Loud clambering rusty sheets of metal are dragged down a long dark road with no end in sight. Perhaps a dead body, with maggots excavating its eye sockets, is waiting in the muddy distance. Distorted male vocals cut in violently, spouting indistinguishable clusters of broken English. Frequencies collide with one another and begin to grow, over-shadowing the chattering man who still rambles on as he falls deeper into the void of Pony Moon.
It's difficult for me not to be biased, as I’m a frequent musical collaborator with the noise duo, casting spells via violin squawks and piano patterns, hiding somewhere in between the drones. I'm an insider so I’ll be careful not to reveal any secrets or rituals you shouldn't know about. In whatever forms they manifest, the more you experience Pony Moon you realize the less you know: not just about music, but about the entire spectrum of reality. Nothing is sacred and at the same time everything is overwhelmingly divine.
Pony Payroll Bones, who rambles up and down the east coast, often lets the amplifiers speak for themselves, sometimes setting four to five amps against each other to fight it out with feedback. All the knobs are turned to 10. The shrill piercing tones collide with one another to create a dense field of demonic cacophony, summoning spirits that never should’ve been awakened.
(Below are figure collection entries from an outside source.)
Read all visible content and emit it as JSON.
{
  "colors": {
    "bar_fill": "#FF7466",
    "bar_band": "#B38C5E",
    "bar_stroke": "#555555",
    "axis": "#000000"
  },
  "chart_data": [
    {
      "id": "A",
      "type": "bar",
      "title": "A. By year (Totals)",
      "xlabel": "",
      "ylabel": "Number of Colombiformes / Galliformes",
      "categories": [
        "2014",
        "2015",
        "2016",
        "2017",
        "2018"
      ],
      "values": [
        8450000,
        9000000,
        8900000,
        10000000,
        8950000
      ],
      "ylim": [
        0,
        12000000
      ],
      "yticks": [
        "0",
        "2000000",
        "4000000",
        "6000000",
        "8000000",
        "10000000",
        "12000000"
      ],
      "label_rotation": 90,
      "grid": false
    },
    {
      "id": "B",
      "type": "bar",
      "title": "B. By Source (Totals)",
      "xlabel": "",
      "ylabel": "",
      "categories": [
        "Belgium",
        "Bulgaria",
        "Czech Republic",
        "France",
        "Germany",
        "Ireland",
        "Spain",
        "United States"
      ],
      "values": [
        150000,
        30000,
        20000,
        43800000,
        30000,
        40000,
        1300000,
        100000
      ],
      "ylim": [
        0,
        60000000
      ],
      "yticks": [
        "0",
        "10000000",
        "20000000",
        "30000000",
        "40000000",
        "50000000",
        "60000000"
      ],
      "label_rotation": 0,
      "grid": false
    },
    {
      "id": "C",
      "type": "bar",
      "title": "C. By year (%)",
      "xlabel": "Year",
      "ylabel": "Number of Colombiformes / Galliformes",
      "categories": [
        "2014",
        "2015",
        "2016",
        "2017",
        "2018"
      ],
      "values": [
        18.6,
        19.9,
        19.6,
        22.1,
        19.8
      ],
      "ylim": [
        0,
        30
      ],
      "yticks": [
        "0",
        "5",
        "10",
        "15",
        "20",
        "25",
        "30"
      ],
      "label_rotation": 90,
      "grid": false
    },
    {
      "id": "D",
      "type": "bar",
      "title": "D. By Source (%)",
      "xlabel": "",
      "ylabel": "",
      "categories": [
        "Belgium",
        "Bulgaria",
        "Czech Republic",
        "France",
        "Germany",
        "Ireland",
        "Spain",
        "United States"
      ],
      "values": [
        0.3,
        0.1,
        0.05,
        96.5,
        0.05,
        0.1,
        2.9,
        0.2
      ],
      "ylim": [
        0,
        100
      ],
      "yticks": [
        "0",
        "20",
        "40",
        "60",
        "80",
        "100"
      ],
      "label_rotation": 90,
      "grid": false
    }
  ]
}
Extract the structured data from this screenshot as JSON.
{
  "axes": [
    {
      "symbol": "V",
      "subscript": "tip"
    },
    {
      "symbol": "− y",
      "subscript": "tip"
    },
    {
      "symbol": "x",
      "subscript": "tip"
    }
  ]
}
He beats the feathers of his bow against his fiddle until the hairs split and dangle down like strands of dead vine. His eyes poised, ready to attack, in a trance of his own inner enlightenment–a combat against the bitterness of the South. Many times Pony howls against the full moon, other times he throws fireballs at innocent bystanders. It all depends on the mood, atmosphere, and occasion—and often none of these matter at all.
Jenny Moon Tucker is the other half of the duo. Sometimes a sax is blared through contact microphones, and sometimes metal is scraped against strange percussive tools. Sometimes these jagged sheets of metal are thrown and banged against nearby surfaces. There’s a listening to Tucker's method that I can't quite grasp, a distant and foggy sound, hiding somewhere beyond the hills of sanity. Listening vibrations contact free jazz in a soothing amalgam, where a dense spiritual journey is shared. Nods to sax players like Ayler and Coltrane are worth acknowledging, but there’s also the wisdom and philosophy of free jazz drummer Milford Graves lurking somewhere between the brambles. A vision is buried deep in the murky ruins of audibility. Tucker is undeniably a poet of sound, manipulating the limits and barriers of what was thought impossible.
The Philadelphia-based label Cor Ardens released this strange piece of music. It compliments the label's previous reissue of Vox Populi's Half Alive Ganja Music (highly recommended to industrial music fans).
—The Sun is the Radioactive Wasp Egg is available in cassette format only. No streams.